Terme à la mode, la vérification par les faits est usée et abusée par différents médias. En effet, ce n’est pas parce qu’on vérifie les propos d’un homme politique que cela empêche l’utilisation de sources erronées, de propos faux, etc. par le journaliste. Aussi, une des questions récurrentes est : à quand le fact-checking du fact-checking ? Mais en tentant d’y répondre apparaît un autre problème : la défiance envers le journalisme. Or, cette défiance, à tort ou à raison, sape les bases même de la démocratie dont une presse libre et indépendante est un des fondements. [oui... on parle de Donald Trump dans l'article...]

La vérification par les faits : une nouveauté morte née ? 

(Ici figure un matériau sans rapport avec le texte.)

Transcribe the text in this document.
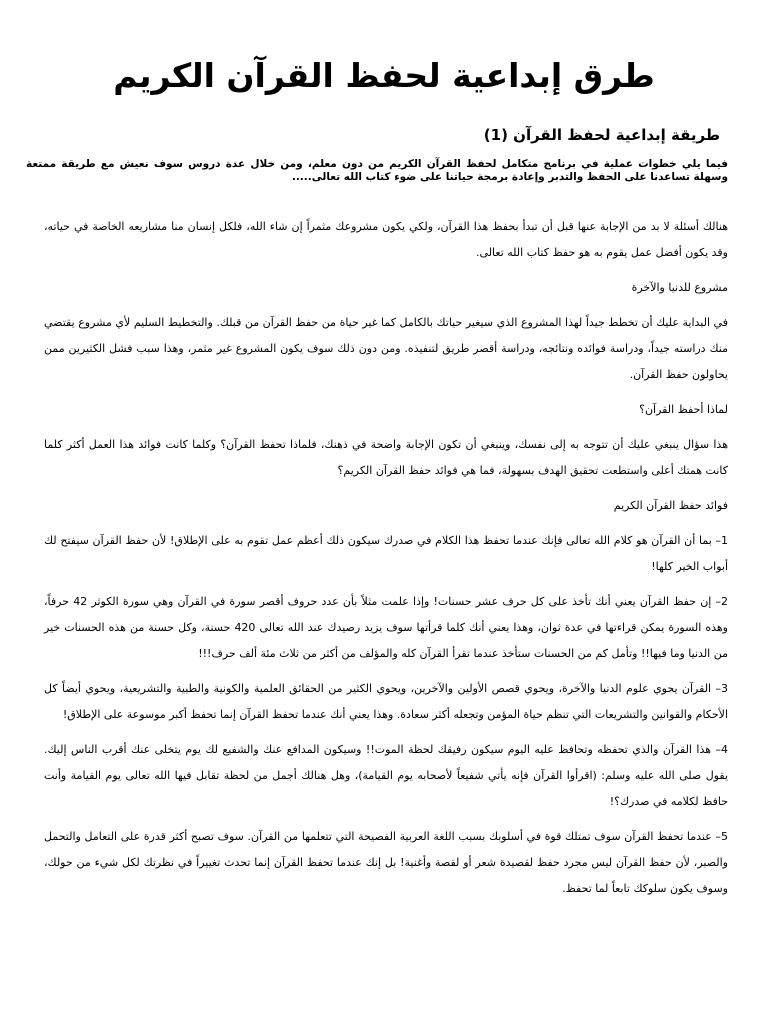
طرق إبداعية لحفظ القرآن الكريم
طريقة إبداعية لحفظ القرآن (1)
فيما يلي خطوات عملية في برنامج متكامل لحفظ القرآن الكريم من دون معلم، ومن خلال عدة دروس سوف نعيش مع طريقة ممتعة وسهلة تساعدنا على الحفظ والتدبر وإعادة برمجة حياتنا على ضوء كتاب الله تعالى.....

هنالك أسئلة لا بد من الإجابة عنها قبل أن تبدأ بحفظ هذا القرآن، ولكي يكون مشروعك مثمراً إن شاء الله، فلكل إنسان منا مشاريعه الخاصة في حياته، وقد يكون أفضل عمل يقوم به هو حفظ كتاب الله تعالى.

مشروع للدنيا والآخرة

في البداية عليك أن تخطط جيداً لهذا المشروع الذي سيغير حياتك بالكامل كما غير حياة من حفظ القرآن من قبلك. والتخطيط السليم لأي مشروع يقتضي منك دراسته جيداً، ودراسة فوائده ونتائجه، ودراسة أقصر طريق لتنفيذه. ومن دون ذلك سوف يكون المشروع غير مثمر، وهذا سبب فشل الكثيرين ممن يحاولون حفظ القرآن.

لماذا أحفظ القرآن؟

هذا سؤال ينبغي عليك أن تتوجه به إلى نفسك، وينبغي أن تكون الإجابة واضحة في ذهنك، فلماذا تحفظ القرآن؟ وكلما كانت فوائد هذا العمل أكثر كلما كانت همتك أعلى واستطعت تحقيق الهدف بسهولة، فما هي فوائد حفظ القرآن الكريم؟

فوائد حفظ القرآن الكريم

1– بما أن القرآن هو كلام الله تعالى فإنك عندما تحفظ هذا الكلام في صدرك سيكون ذلك أعظم عمل تقوم به على الإطلاق! لأن حفظ القرآن سيفتح لك أبواب الخير كلها!

2– إن حفظ القرآن يعني أنك تأخذ على كل حرف عشر حسنات! وإذا علمت مثلاً بأن عدد حروف أقصر سورة في القرآن وهي سورة الكوثر 42 حرفاً، وهذه السورة يمكن قراءتها في عدة ثوان، وهذا يعني أنك كلما قرأتها سوف يزيد رصيدك عند الله تعالى 420 حسنة، وكل حسنة من هذه الحسنات خير من الدنيا وما فيها!! وتأمل كم من الحسنات ستأخذ عندما تقرأ القرآن كله والمؤلف من أكثر من ثلاث مئة ألف حرف!!!

3– القرآن يحوي علوم الدنيا والآخرة، ويحوي قصص الأولين والآخرين، ويحوي الكثير من الحقائق العلمية والكونية والطبية والتشريعية، ويحوي أيضاً كل الأحكام والقوانين والتشريعات التي تنظم حياة المؤمن وتجعله أكثر سعادة. وهذا يعني أنك عندما تحفظ القرآن إنما تحفظ أكبر موسوعة على الإطلاق!

4– هذا القرآن والذي تحفظه وتحافظ عليه اليوم سيكون رفيقك لحظة الموت!! وسيكون المدافع عنك والشفيع لك يوم يتخلى عنك أقرب الناس إليك. يقول صلى الله عليه وسلم: (اقرأوا القرآن فإنه يأتي شفيعاً لأصحابه يوم القيامة)، وهل هنالك أجمل من لحظة تقابل فيها الله تعالى يوم القيامة وأنت حافظ لكلامه في صدرك؟!

5– عندما تحفظ القرآن سوف تمتلك قوة في أسلوبك بسبب اللغة العربية الفصيحة التي تتعلمها من القرآن. سوف تصبح أكثر قدرة على التعامل والتحمل والصبر، لأن حفظ القرآن ليس مجرد حفظ لقصيدة شعر أو لقصة وأغنية! بل إنك عندما تحفظ القرآن إنما تحدث تغييراً في نظرتك لكل شيء من حولك، وسوف يكون سلوكك تابعاً لما تحفظ.
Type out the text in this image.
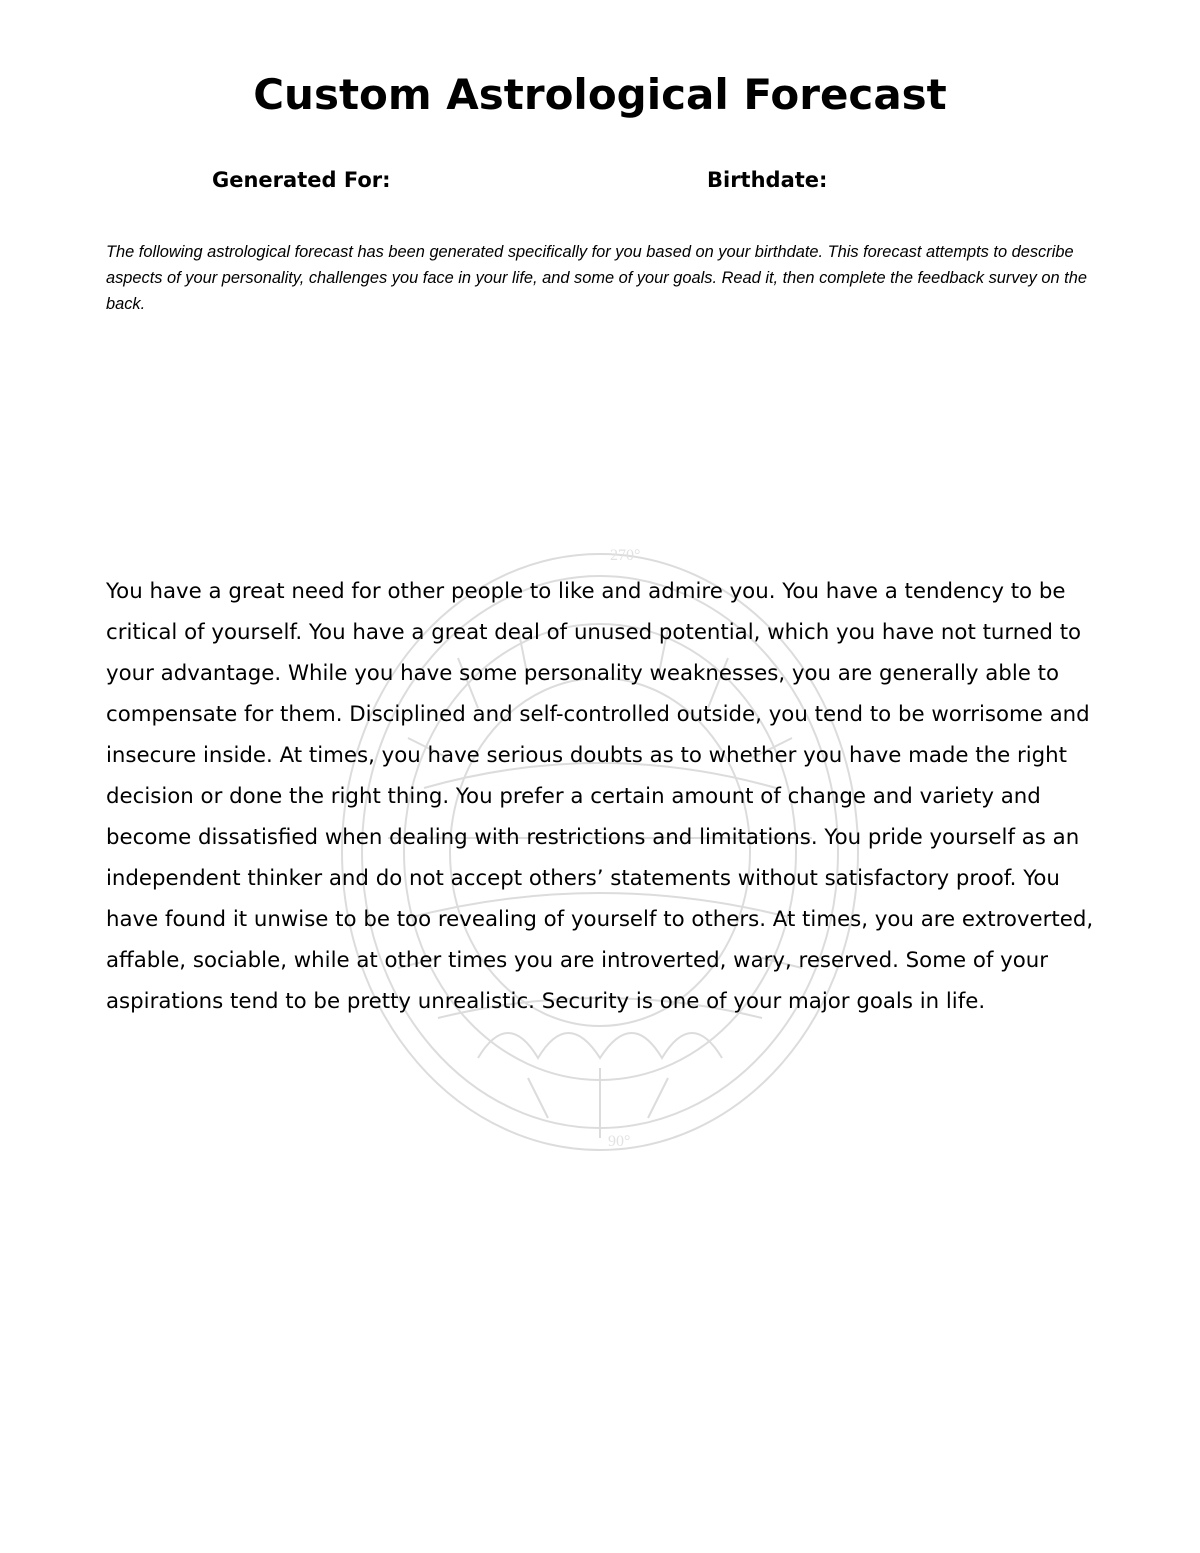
Custom Astrological Forecast
Generated For:	Birthdate:

The following astrological forecast has been generated specifically for you based on your birthdate. This forecast attempts to describe aspects of your personality, challenges you face in your life, and some of your goals. Read it, then complete the feedback survey on the back.

270°
90°

You have a great need for other people to like and admire you. You have a tendency to be critical of yourself. You have a great deal of unused potential, which you have not turned to your advantage. While you have some personality weaknesses, you are generally able to compensate for them. Disciplined and self-controlled outside, you tend to be worrisome and insecure inside. At times, you have serious doubts as to whether you have made the right decision or done the right thing. You prefer a certain amount of change and variety and become dissatisfied when dealing with restrictions and limitations. You pride yourself as an independent thinker and do not accept others’ statements without satisfactory proof. You have found it unwise to be too revealing of yourself to others. At times, you are extroverted, affable, sociable, while at other times you are introverted, wary, reserved. Some of your aspirations tend to be pretty unrealistic. Security is one of your major goals in life.
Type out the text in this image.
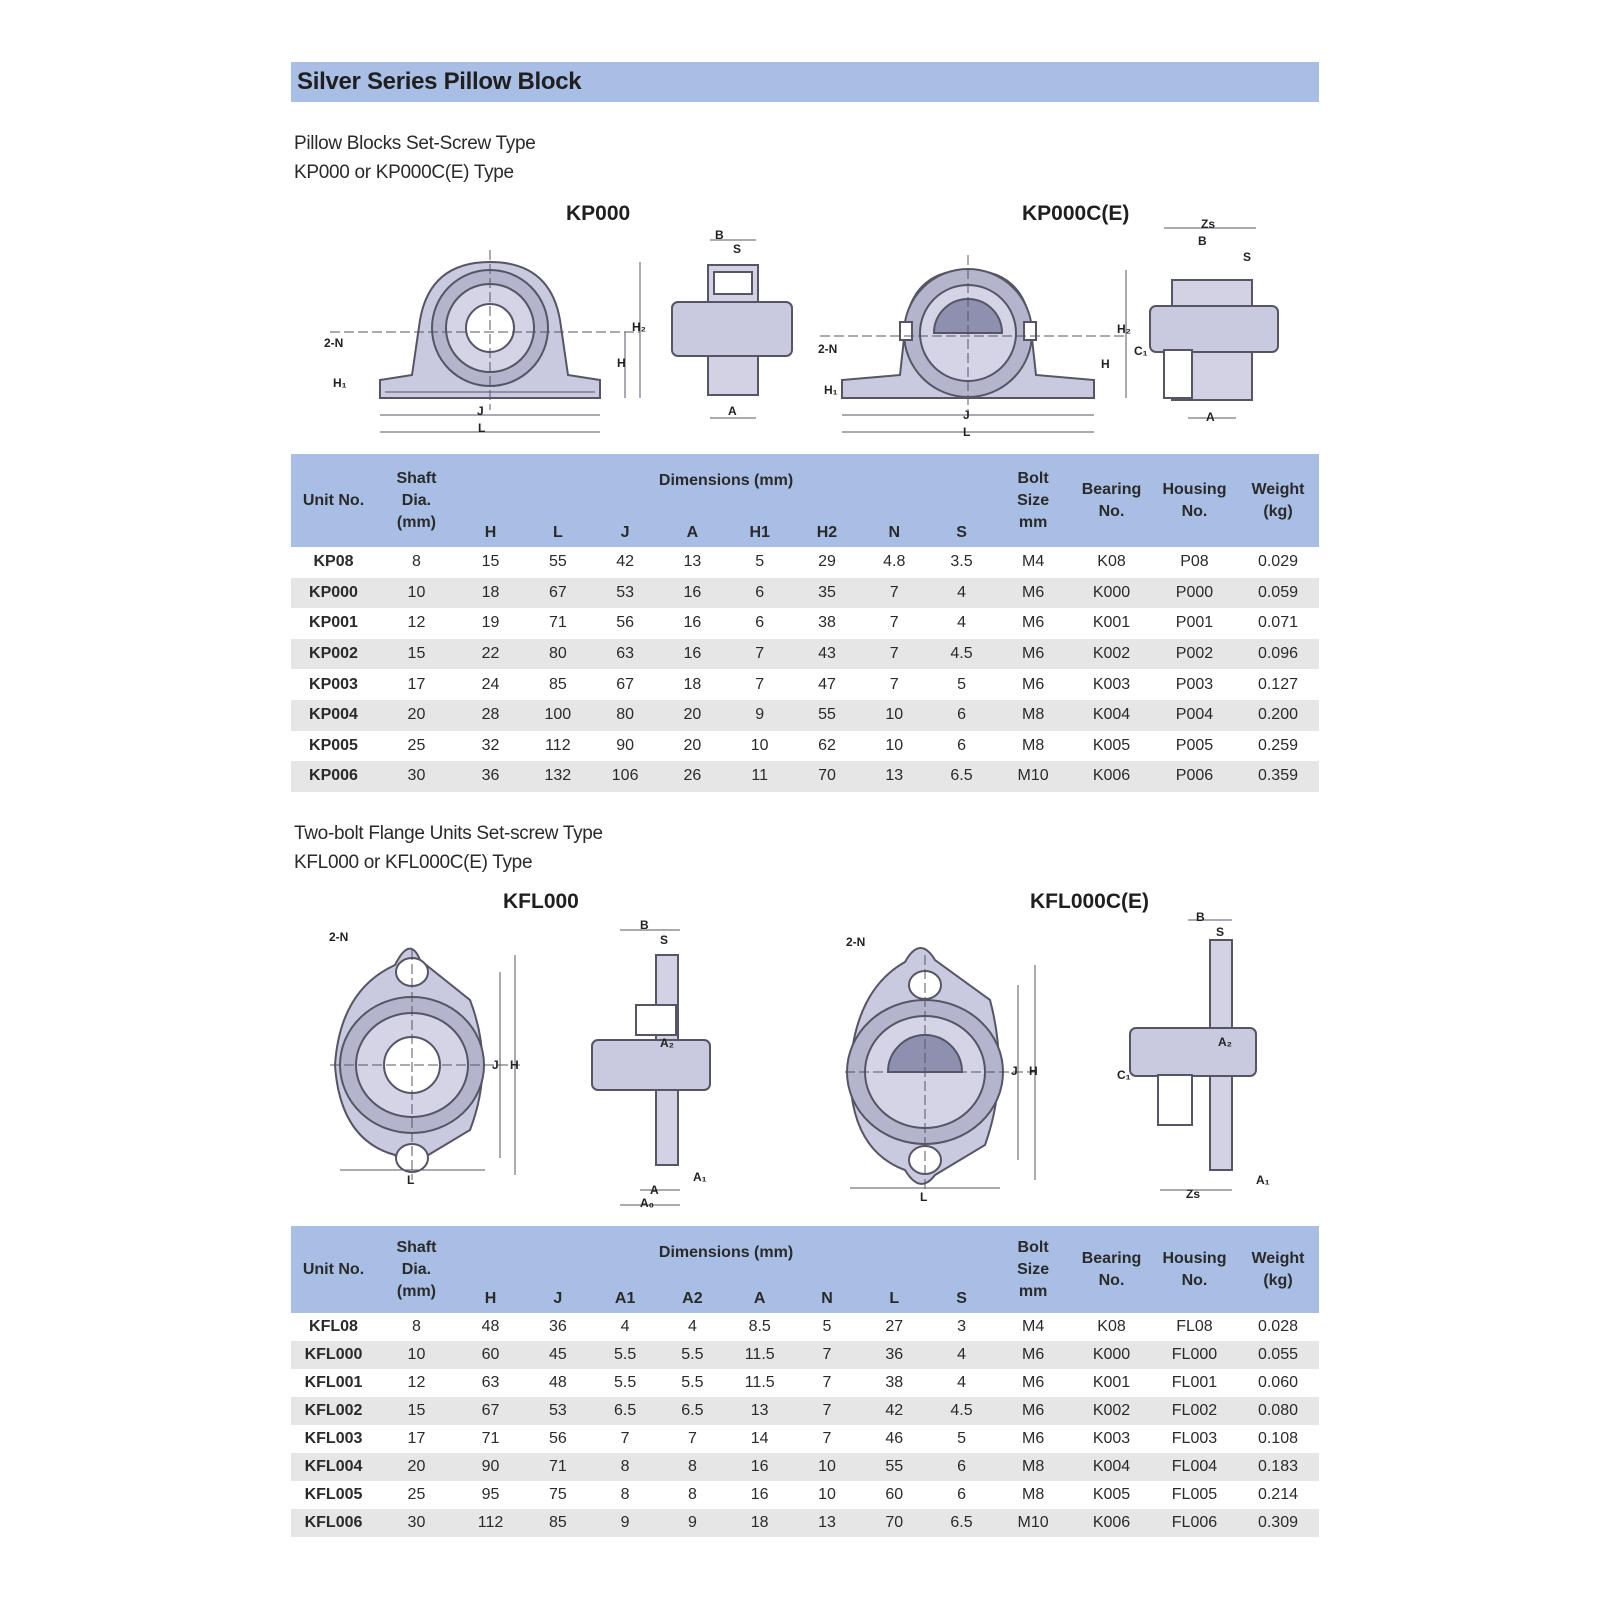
Silver Series Pillow Block
Pillow Blocks Set-Screw Type
KP000 or KP000C(E) Type
KP000	KP000C(E)
Unit No.	Shaft
Dia.
(mm)	Dimensions (mm)								Bolt
Size
mm	Bearing
No.	Housing
No.	Weight
(kg)
		H	L	J	A	H1	H2	N	S				
KP08	8	15	55	42	13	5	29	4.8	3.5	M4	K08	P08	0.029
KP000	10	18	67	53	16	6	35	7	4	M6	K000	P000	0.059
KP001	12	19	71	56	16	6	38	7	4	M6	K001	P001	0.071
KP002	15	22	80	63	16	7	43	7	4.5	M6	K002	P002	0.096
KP003	17	24	85	67	18	7	47	7	5	M6	K003	P003	0.127
KP004	20	28	100	80	20	9	55	10	6	M8	K004	P004	0.200
KP005	25	32	112	90	20	10	62	10	6	M8	K005	P005	0.259
KP006	30	36	132	106	26	11	70	13	6.5	M10	K006	P006	0.359
Two-bolt Flange Units Set-screw Type
KFL000 or KFL000C(E) Type
KFL000	KFL000C(E)
Unit No.	Shaft
Dia.
(mm)	Dimensions (mm)								Bolt
Size
mm	Bearing
No.	Housing
No.	Weight
(kg)
		H	J	A1	A2	A	N	L	S				
KFL08	8	48	36	4	4	8.5	5	27	3	M4	K08	FL08	0.028
KFL000	10	60	45	5.5	5.5	11.5	7	36	4	M6	K000	FL000	0.055
KFL001	12	63	48	5.5	5.5	11.5	7	38	4	M6	K001	FL001	0.060
KFL002	15	67	53	6.5	6.5	13	7	42	4.5	M6	K002	FL002	0.080
KFL003	17	71	56	7	7	14	7	46	5	M6	K003	FL003	0.108
KFL004	20	90	71	8	8	16	10	55	6	M8	K004	FL004	0.183
KFL005	25	95	75	8	8	16	10	60	6	M8	K005	FL005	0.214
KFL006	30	112	85	9	9	18	13	70	6.5	M10	K006	FL006	0.309
2-N
H₁
J
L
H₂
H
B
S
A
2-N
H₁
J
L
H₂
H
Zs
B
S
C₁
A
2-N
J H
L
B
S
A₂
A₁
A
A₀
2-N
J H
L
B
S
A₂
C₁
A₁
Zs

Le fact-checking est l’action de vérifier les contre-vérités, les propos ambigus, les rumeurs. Il s’articule autour de deux piliers : la vérification factuelle, c’est-à-dire la recherche de sources officielles et/ou faisant autorité (universitaire, centre de recherche reconnu…) sur une problématique particulière ; la présentation de ces faits tangibles et au regard des propos analysés, de manière compréhensible.

Ainsi, le fact-checking n’est pas une mince affaire mais, après tout, ce mot définit bien ce qu’on attend d’un journaliste. La vérification par les faits se veut une analyse froide mais elle est également l’énonciation d’une vérité.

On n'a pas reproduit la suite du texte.